Probably whenever the first hydraulic cylinder was invented.
The piston seals could be completely removed and it still wouldnt drift if the valve is good.
The rod end and base end of the cylinder hold different volumes of fluid. So for a cylinder to collapse, the fluid on the base end is greater than the rod end, and since the fluid dont compress, it has to LEAVE the body of the cylinder via external leak or leaking past the valve. Otherwise NO movement will happen even if piston seals are completely removed.
For whatever reason, this topic has come up many times in the past few months. Leaking piston seals causing a loader boom to drift is a VERY popular but unfounded myth, that many that dont understand hydraulics seem to keep propagating.
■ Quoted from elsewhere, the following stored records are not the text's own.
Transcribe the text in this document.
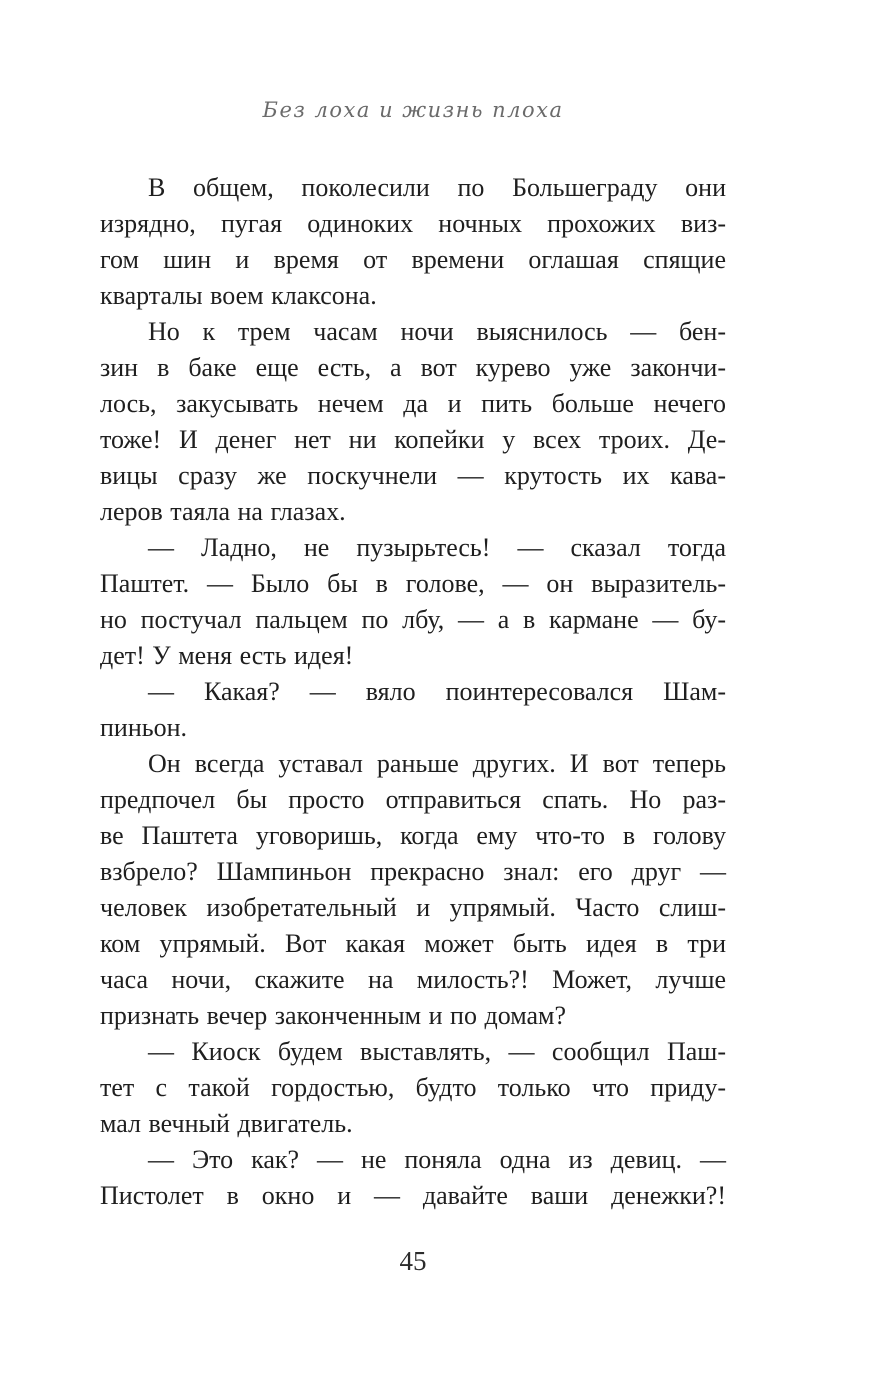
Без лоха и жизнь плоха
В общем, поколесили по Большеграду они
изрядно, пугая одиноких ночных прохожих виз-
гом шин и время от времени оглашая спящие
кварталы воем клаксона.
Но к трем часам ночи выяснилось — бен-
зин в баке еще есть, а вот курево уже закончи-
лось, закусывать нечем да и пить больше нечего
тоже! И денег нет ни копейки у всех троих. Де-
вицы сразу же поскучнели — крутость их кава-
леров таяла на глазах.
— Ладно, не пузырьтесь! — сказал тогда
Паштет. — Было бы в голове, — он выразитель-
но постучал пальцем по лбу, — а в кармане — бу-
дет! У меня есть идея!
— Какая? — вяло поинтересовался Шам-
пиньон.
Он всегда уставал раньше других. И вот теперь
предпочел бы просто отправиться спать. Но раз-
ве Паштета уговоришь, когда ему что-то в голову
взбрело? Шампиньон прекрасно знал: его друг —
человек изобретательный и упрямый. Часто слиш-
ком упрямый. Вот какая может быть идея в три
часа ночи, скажите на милость?! Может, лучше
признать вечер законченным и по домам?
— Киоск будем выставлять, — сообщил Паш-
тет с такой гордостью, будто только что приду-
мал вечный двигатель.
— Это как? — не поняла одна из девиц. —
Пистолет в окно и — давайте ваши денежки?!
45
If you are a mechanically inclined individual, picture this:
Take a cylinder and totally remove the piston and seals all together. Now re-assemble, fill with oil, and put plugs on the cylinder ports. Do you think you can collapse the rod into the cylinder full of oil?
If you believe you can, where does the oil go that the rod displaces?
Again, this seems to be a popular myth here as of recent, but it is false. For a cylinder to move, oil has to exit or enter the cylinder. It cannot simply just bypass the piston. and the only way to enter and exit is a faulty valve or leaking fitting, or leaky gland, or something else in the hydraulic system not doing what it is supposed to.